The plaques, commonly called senile plaques, and neurofibrillary tangles are the best-researched of the abnormalities and probably the most important.
Senile Plaque
Senile plaque can be shown to consist of granular material in the centre of which is a substance loosely referred to as the core. The granular material on the rim of the plaque consists largely of nerve cell fibres, their contents, and a collection of glial cell fibres. In other words, this rim consists largely of components that are normally part of brain cells. The centre of the plaque is made out of amyloid, now known to be similar to the amyloid protein found in some of the blood vessels.

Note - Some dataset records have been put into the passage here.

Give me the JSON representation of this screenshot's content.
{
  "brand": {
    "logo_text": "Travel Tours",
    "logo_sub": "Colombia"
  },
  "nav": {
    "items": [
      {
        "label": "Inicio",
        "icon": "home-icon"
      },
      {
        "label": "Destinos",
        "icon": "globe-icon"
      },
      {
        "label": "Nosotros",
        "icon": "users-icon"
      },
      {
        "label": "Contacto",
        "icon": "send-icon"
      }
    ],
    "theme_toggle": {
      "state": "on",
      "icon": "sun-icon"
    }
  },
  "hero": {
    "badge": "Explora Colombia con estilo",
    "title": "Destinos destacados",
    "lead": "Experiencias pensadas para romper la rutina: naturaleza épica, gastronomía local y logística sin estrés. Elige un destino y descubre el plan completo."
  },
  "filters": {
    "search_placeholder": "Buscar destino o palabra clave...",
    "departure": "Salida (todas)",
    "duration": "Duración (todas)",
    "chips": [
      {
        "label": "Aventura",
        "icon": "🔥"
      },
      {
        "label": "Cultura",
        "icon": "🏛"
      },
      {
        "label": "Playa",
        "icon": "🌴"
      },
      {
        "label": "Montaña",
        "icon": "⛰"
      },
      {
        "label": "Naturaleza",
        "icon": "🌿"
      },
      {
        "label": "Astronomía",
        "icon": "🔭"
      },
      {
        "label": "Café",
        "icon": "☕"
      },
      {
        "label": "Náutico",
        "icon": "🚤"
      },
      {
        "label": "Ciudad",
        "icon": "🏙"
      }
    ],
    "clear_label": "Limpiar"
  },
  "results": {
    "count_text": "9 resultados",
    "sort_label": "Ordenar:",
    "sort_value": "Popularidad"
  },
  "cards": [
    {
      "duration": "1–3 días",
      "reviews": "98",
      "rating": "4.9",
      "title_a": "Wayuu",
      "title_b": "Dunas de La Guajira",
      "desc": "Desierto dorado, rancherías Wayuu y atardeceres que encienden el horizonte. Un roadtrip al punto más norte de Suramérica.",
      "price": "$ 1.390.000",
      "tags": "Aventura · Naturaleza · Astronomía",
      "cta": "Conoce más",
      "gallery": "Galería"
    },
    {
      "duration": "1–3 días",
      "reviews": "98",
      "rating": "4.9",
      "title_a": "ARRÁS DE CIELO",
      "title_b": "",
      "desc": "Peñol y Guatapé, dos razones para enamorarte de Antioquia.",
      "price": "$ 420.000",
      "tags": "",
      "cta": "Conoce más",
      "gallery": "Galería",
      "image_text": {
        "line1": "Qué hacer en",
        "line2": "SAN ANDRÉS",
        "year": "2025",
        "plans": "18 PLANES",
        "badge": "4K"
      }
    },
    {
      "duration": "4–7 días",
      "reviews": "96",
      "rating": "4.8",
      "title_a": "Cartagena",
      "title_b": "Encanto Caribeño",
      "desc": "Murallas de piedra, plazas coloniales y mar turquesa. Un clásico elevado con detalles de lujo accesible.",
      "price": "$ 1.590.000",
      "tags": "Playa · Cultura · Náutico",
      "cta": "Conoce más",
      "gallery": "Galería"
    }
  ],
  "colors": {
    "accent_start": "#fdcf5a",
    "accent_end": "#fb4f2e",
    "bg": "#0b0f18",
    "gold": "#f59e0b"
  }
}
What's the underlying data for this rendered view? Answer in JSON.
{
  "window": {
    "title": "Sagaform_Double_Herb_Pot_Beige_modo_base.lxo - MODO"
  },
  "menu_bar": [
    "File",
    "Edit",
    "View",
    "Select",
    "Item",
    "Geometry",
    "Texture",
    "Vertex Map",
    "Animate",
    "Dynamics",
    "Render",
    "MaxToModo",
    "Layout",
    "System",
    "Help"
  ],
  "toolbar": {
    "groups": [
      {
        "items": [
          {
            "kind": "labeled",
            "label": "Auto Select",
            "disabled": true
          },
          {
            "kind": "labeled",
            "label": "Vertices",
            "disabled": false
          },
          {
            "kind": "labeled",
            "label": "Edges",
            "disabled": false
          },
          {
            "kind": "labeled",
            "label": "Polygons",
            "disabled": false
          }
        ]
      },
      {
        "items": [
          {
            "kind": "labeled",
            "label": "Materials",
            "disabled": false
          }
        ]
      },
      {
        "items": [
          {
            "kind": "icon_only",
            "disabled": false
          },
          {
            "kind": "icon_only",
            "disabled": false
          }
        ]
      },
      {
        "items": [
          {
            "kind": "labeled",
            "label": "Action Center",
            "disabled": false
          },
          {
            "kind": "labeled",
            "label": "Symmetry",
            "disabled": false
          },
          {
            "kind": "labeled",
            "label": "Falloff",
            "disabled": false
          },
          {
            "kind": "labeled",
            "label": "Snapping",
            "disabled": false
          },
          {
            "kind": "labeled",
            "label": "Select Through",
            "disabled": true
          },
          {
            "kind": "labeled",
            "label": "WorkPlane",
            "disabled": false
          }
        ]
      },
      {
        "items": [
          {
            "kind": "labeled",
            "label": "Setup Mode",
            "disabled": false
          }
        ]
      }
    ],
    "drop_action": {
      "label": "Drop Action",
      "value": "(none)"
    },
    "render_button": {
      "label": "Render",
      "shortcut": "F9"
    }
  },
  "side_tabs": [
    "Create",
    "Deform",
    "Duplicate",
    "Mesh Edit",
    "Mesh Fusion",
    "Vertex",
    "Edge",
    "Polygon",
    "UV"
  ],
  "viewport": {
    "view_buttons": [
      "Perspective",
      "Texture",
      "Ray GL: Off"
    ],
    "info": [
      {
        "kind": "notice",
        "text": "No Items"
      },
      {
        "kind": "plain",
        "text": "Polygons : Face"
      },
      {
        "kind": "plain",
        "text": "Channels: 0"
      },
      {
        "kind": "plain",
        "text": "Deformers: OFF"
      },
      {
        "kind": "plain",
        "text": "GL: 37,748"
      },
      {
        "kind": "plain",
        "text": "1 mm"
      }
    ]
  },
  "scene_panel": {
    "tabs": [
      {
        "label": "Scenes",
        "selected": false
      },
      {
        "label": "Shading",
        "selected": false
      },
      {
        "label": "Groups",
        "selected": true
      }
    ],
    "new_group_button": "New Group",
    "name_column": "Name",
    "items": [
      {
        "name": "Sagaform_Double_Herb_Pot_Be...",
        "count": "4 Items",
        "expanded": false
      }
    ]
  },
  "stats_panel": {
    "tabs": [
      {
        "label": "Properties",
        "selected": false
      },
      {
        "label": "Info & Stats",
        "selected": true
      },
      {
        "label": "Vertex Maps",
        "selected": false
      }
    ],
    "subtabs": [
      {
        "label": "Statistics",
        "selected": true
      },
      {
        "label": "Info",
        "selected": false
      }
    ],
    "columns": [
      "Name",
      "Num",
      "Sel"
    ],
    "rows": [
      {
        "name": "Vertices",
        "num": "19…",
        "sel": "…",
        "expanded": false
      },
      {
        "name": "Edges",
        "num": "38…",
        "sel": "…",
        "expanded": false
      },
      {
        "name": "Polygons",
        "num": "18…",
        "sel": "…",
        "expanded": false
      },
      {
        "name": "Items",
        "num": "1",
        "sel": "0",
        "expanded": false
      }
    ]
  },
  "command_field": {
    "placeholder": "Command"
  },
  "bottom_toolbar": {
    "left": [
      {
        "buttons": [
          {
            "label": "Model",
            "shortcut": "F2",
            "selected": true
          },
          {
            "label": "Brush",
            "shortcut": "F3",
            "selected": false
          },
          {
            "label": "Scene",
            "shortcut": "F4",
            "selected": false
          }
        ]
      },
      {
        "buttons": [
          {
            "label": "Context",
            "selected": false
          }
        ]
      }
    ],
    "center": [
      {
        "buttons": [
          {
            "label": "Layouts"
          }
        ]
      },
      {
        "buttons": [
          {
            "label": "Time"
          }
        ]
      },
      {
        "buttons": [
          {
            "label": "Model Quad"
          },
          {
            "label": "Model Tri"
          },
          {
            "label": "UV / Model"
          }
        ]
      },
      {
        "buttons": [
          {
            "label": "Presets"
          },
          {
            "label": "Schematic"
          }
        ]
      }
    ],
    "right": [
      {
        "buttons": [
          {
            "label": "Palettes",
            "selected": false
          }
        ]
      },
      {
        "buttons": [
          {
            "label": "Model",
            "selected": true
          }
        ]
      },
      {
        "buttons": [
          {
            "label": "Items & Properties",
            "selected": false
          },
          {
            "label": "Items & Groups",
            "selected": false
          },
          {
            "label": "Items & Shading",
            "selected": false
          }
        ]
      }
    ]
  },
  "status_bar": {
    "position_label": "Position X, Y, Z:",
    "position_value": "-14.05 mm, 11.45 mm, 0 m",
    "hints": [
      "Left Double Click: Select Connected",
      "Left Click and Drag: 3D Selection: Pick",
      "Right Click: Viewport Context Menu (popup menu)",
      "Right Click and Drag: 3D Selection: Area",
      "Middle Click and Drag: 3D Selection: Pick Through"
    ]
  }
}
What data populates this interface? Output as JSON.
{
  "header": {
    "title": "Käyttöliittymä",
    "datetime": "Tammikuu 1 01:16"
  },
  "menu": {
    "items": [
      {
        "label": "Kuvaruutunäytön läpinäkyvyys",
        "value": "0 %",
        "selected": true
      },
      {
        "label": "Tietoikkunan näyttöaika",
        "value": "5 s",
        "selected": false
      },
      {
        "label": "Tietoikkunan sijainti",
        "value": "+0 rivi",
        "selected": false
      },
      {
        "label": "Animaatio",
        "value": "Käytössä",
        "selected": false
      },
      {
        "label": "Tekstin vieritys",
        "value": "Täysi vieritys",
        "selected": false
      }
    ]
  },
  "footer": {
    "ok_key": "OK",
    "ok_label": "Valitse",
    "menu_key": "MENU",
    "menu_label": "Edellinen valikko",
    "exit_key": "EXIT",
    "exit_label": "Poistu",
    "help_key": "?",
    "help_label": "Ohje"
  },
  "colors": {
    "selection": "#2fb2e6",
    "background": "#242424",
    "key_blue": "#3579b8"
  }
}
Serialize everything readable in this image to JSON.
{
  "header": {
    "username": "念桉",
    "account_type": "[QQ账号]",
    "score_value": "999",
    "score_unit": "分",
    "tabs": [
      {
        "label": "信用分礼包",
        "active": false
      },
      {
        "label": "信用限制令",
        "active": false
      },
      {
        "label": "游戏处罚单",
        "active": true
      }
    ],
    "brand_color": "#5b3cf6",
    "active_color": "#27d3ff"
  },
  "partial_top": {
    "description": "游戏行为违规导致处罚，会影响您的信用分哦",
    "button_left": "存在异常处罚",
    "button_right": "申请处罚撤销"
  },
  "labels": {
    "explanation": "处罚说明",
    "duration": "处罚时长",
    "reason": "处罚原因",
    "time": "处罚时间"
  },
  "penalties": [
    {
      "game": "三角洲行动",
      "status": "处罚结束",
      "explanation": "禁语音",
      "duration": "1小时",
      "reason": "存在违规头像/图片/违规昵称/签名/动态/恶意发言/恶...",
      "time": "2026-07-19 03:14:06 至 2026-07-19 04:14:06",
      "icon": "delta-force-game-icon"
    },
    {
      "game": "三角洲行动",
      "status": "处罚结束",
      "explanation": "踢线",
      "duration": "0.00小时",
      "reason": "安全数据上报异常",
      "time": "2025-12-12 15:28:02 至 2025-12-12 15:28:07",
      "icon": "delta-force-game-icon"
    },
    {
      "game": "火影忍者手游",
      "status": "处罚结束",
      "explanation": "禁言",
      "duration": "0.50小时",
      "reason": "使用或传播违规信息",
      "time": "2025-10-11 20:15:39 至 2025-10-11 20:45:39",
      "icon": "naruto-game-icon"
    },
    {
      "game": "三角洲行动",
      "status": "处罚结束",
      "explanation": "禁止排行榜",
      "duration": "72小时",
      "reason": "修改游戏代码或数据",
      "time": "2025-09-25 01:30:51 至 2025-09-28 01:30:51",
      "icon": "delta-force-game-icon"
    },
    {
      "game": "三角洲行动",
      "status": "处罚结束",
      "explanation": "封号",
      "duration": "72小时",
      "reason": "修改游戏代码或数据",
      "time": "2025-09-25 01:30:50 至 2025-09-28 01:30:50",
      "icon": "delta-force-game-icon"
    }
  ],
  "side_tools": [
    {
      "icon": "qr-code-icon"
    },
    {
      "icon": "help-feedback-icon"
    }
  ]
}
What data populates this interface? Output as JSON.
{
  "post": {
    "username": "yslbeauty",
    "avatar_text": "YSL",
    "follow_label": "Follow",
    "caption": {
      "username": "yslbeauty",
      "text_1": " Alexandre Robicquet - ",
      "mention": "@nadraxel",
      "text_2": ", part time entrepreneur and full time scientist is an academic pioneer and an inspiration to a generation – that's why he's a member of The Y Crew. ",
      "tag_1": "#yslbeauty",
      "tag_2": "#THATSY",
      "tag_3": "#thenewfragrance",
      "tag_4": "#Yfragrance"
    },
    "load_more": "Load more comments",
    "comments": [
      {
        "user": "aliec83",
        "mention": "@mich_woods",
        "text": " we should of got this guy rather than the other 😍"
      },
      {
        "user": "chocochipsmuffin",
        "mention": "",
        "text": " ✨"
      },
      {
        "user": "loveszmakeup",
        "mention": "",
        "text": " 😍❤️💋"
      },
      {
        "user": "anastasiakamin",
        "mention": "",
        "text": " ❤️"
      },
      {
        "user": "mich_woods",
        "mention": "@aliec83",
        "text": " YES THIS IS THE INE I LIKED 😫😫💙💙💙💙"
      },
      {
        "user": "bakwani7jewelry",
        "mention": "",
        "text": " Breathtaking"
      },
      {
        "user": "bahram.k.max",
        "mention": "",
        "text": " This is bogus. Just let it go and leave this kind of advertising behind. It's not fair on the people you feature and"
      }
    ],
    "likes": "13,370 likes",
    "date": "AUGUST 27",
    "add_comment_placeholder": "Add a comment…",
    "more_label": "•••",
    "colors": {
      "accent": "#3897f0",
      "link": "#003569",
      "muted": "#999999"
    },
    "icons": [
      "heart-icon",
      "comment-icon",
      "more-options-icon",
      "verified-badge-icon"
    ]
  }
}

These plaques multiply in the cerebral cortex in normal people as they age and are occasionally discerned in the brains of intellectually normal people in their thirties and forties. More usually, however, they begin to build up from the age of fifty. In a person with Alzheimer’s disease they are present in considerably increased numbers and in some cases it is difficult to find an area where you can see the normal structure of the cortex because there are so many plaques crowded into the grey matter. Although they look like flat structures, this is because they are normally observed in cross-section. In fact, they are spherical or oval and seeing them on a microscope slide is rather like taking a hard-boiled egg, cutting a thin slice out of it, laying it down, and looking at it. The yolk would be the equivalent of the amyloid core and the white around it the equivalent of the granular rim of the plaque.
In Alzheimer’s disease these plaques particularly affect those parts of the brain that are associated with memory function. They spread to involve heavily all the grey matter, but not the white matter — that part of the brain that is predominantly made up of nerve fibres.
It seems very much as if the plaques are composed of nerve cells that have begun to degenerate, glial cells that may have been attracted towards the degenerating nerve cell structures, and the amyloid substance in the centre. How they are formed is a matter of conjecture. One theory is that the protein that makes up the amyloid core leaks out of damaged blood vessels; another is that abnormal processes within nerve cells lead to the death of some of their branches and that this somehow leads to the formation of plaques.
Neurofibrillary Tangles
Neurofibrillary tangles occur inside brain cells, particularly the larger neurones. Again, they are especially seen in those parts of the brain that are involved in memory function and like plaques are present in small numbers, in circumscribed areas of the brain, in people who are old but intellectually normal. Eventually the cells containing them die and all one can see is the neurofibrillary tangle material lying free in the brain substance – usually cortical grey matter. Each of these tangles is made up of many smaller filaments arranged in a helix or spiral. They are mainly situated in the cell body, but may extend into some of the nerve cell processes.
Many people feel that neurofibrillary tangles are a better indicator of the presence of Alzheimer’s disease than are plaques. The number of tangles, rather like the number of plaques, relates well to the severity of the dementia; people with more severe Alzheimer’s disease usually have greater numbers of both.
The cause of neurofibrillary tangle formation is, like so many aspects of Alzheimer’s disease, still a matter of speculation. It has been thought that aluminium may be responsible, but for reasons discussed in a later chapter this seems unlikely. It may be that there is a genetic cause or that some infectious agent is responsible. At the moment we really don’t know, but a better understanding of the processes that lead to the formation of tangles may well help us in the fight against the disease.